Sie könnten als Provider die Thematik vielleicht entschärfen, wenn sie ihre Kunden fragen, ob Sie "Open Federation" wirklich benötigen, denn nur dann ist ein einer Hostname für Federation erforderlich. Allerdings vermute ich, dass nur wenige Kunden mit Lync Hosting nur eine kleine TK-Anlage ersetzen wollen, sondern schon mit der gesamten Welt kommunizieren wollen.

Wann kommt ein Hosting Provider Programm ?

Microsoft macht es vor, indem Sie Office 365 schon als Hoster in dem Produkt integrieren. Es kann ja nur eine Frage der Zeit sein, bis andere Hoster gleich behandelt werden wollen. Microsoft hat ja schon Erfahrung mit entsprechenden Zertifizierungsprogramme. Insbesondere die Aufnahme von "Zertifizierungsstellen" als vertrauenswürdige RootCAs in das Betriebssystem ist ein bekannter und dokumentierter Prozess:

Es muss ja nicht automatisch gehen. Es würde ja reichen, wenn Microsoft entsprechende Hoster die gleichen Möglichkeiten einräumen würde, wie Office 365 und im Lync Updates, die mehr oder minder regelmäßig kommen, diese neuen Hoster verteilt oder ein eigenständiges Programm über Windows Updates verteilt, welches die Einträge nachpflegt.
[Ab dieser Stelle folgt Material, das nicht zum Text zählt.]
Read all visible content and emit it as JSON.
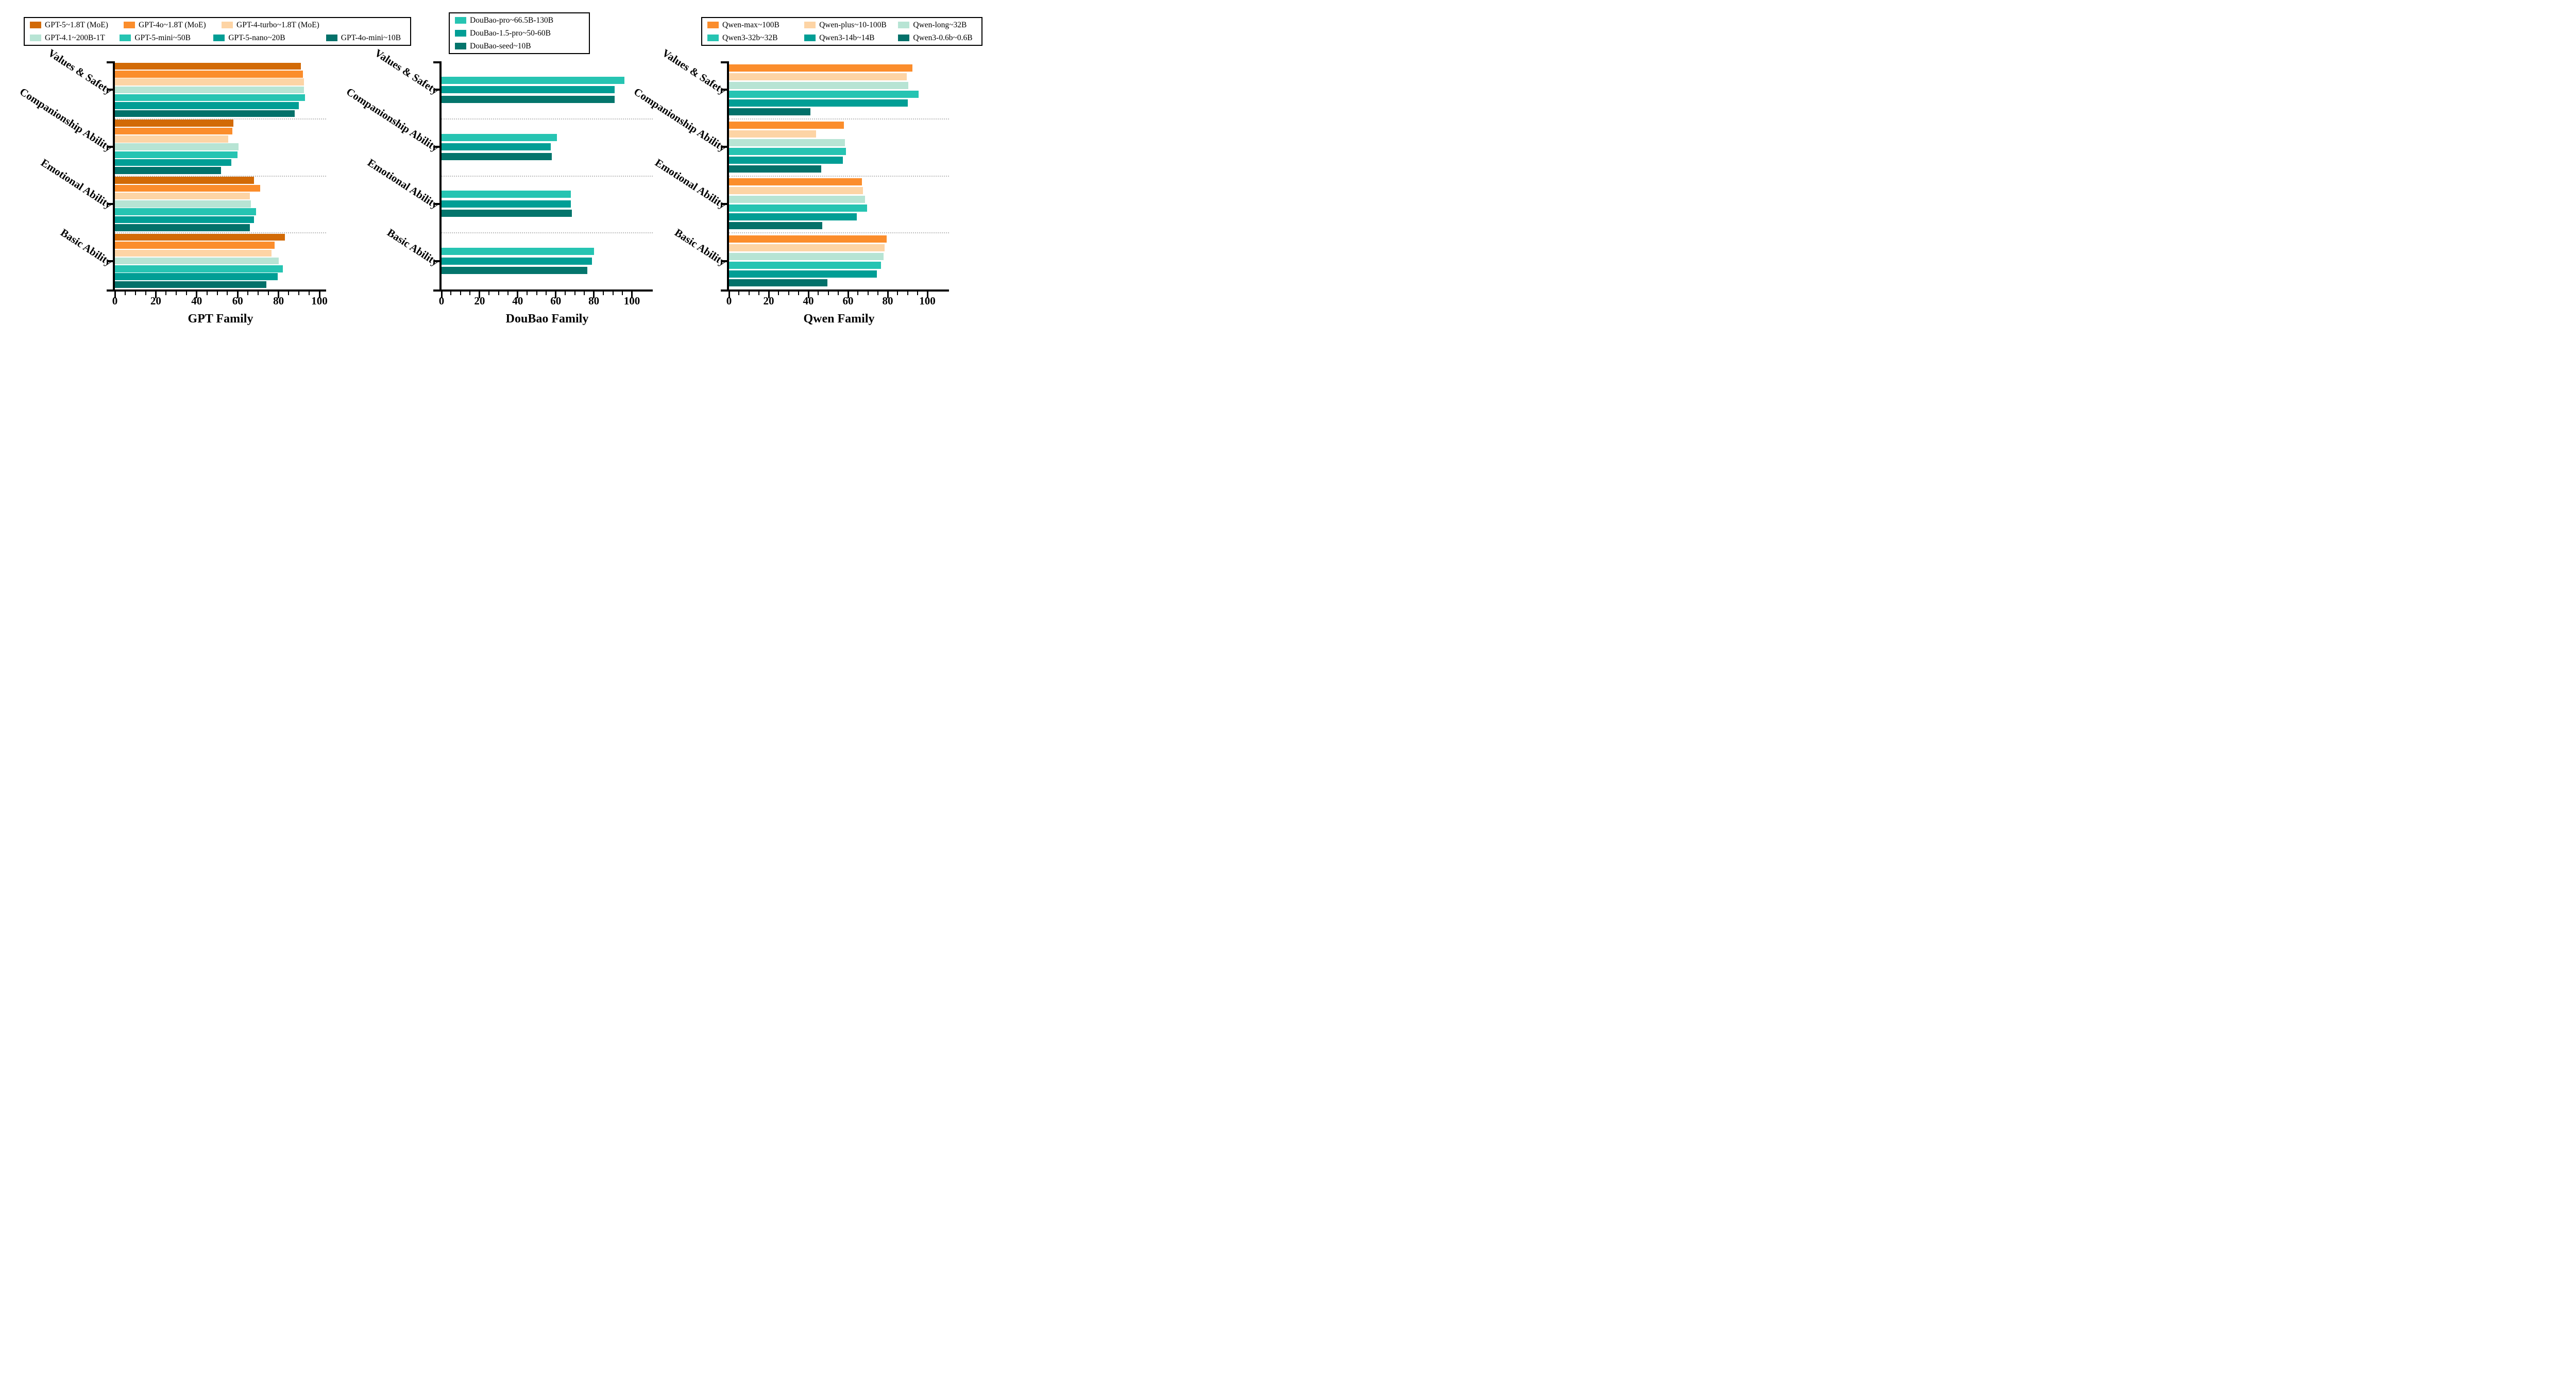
{
  "figure": {
    "background": "#ffffff"
  },
  "categories_top_to_bottom": [
    "Values & Safety",
    "Companionship Ability",
    "Emotional Ability",
    "Basic Ability"
  ],
  "chart_data": [
    {
      "type": "bar",
      "orientation": "horizontal",
      "title": "GPT Family",
      "categories": [
        "Values & Safety",
        "Companionship Ability",
        "Emotional Ability",
        "Basic Ability"
      ],
      "xlabel": "GPT Family",
      "xticks": [
        0,
        20,
        40,
        60,
        80,
        100
      ],
      "xlim": [
        0,
        103
      ],
      "grid": "dotted horizontal separators between category groups",
      "legend_position": "top-left",
      "series": [
        {
          "name": "GPT-5~1.8T (MoE)",
          "color": "#d26a06",
          "values": [
            91,
            58,
            68,
            83
          ]
        },
        {
          "name": "GPT-4o~1.8T (MoE)",
          "color": "#fb8d2c",
          "values": [
            92,
            57.5,
            71,
            78
          ]
        },
        {
          "name": "GPT-4-turbo~1.8T (MoE)",
          "color": "#fdd4a5",
          "values": [
            92.5,
            55.5,
            66,
            76.5
          ]
        },
        {
          "name": "GPT-4.1~200B-1T",
          "color": "#b7e4d4",
          "values": [
            92.5,
            60.5,
            66.5,
            80
          ]
        },
        {
          "name": "GPT-5-mini~50B",
          "color": "#26c4b2",
          "values": [
            93,
            60,
            69,
            82
          ]
        },
        {
          "name": "GPT-5-nano~20B",
          "color": "#019e95",
          "values": [
            90,
            57,
            68,
            79.5
          ]
        },
        {
          "name": "GPT-4o-mini~10B",
          "color": "#03716a",
          "values": [
            88,
            52,
            66,
            74
          ]
        }
      ]
    },
    {
      "type": "bar",
      "orientation": "horizontal",
      "title": "DouBao Family",
      "categories": [
        "Values & Safety",
        "Companionship Ability",
        "Emotional Ability",
        "Basic Ability"
      ],
      "xlabel": "DouBao Family",
      "xticks": [
        0,
        20,
        40,
        60,
        80,
        100
      ],
      "xlim": [
        0,
        103
      ],
      "grid": "dotted horizontal separators between category groups",
      "legend_position": "top-center",
      "series": [
        {
          "name": "DouBao-pro~66.5B-130B",
          "color": "#26c4b2",
          "values": [
            96,
            60.5,
            68,
            80
          ]
        },
        {
          "name": "DouBao-1.5-pro~50-60B",
          "color": "#019e95",
          "values": [
            91,
            57.5,
            68,
            79
          ]
        },
        {
          "name": "DouBao-seed~10B",
          "color": "#04756c",
          "values": [
            91,
            58,
            68.5,
            76.5
          ]
        }
      ]
    },
    {
      "type": "bar",
      "orientation": "horizontal",
      "title": "Qwen Family",
      "categories": [
        "Values & Safety",
        "Companionship Ability",
        "Emotional Ability",
        "Basic Ability"
      ],
      "xlabel": "Qwen Family",
      "xticks": [
        0,
        20,
        40,
        60,
        80,
        100
      ],
      "xlim": [
        0,
        103
      ],
      "grid": "dotted horizontal separators between category groups",
      "legend_position": "top-right",
      "series": [
        {
          "name": "Qwen-max~100B",
          "color": "#fb8d2c",
          "values": [
            92.5,
            58,
            67,
            79.5
          ]
        },
        {
          "name": "Qwen-plus~10-100B",
          "color": "#fdd4a5",
          "values": [
            89.5,
            44,
            67.5,
            78.5
          ]
        },
        {
          "name": "Qwen-long~32B",
          "color": "#b7e4d4",
          "values": [
            90.5,
            58.5,
            68.5,
            78
          ]
        },
        {
          "name": "Qwen3-32b~32B",
          "color": "#26c4b2",
          "values": [
            95.5,
            59,
            69.5,
            76.5
          ]
        },
        {
          "name": "Qwen3-14b~14B",
          "color": "#019e95",
          "values": [
            90,
            57.5,
            64.5,
            74.5
          ]
        },
        {
          "name": "Qwen3-0.6b~0.6B",
          "color": "#03716a",
          "values": [
            41,
            46.5,
            47,
            49.5
          ]
        }
      ]
    }
  ]
}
Wann geht ein DNS-Alias (CNAME) ?

Die Pflege der Hoster könne man sich ersparen, wenn der Edge-Server nicht die strenge Namensüberprüfung durchführt, sondern auch mit einem CNAME auf einen anderen Server oder der Verweis des SRV-Records auf einen anderen Server toleriert werden würde. Dann könnte der Hoster einfach "sein Zertifikat" verwenden und dennoch viele Kunden darauf hosten.

Das Risiko dabei ist natürlich, dass jemand per DNS-Angriffen z.B. für eine Domain einen Federation-Eintrag vortäuschen oder umleiten könnte, um die Anfragen der Clients dieses Kunden zu erwischen

Können SNI-Zertifikate eine Lösung sein ?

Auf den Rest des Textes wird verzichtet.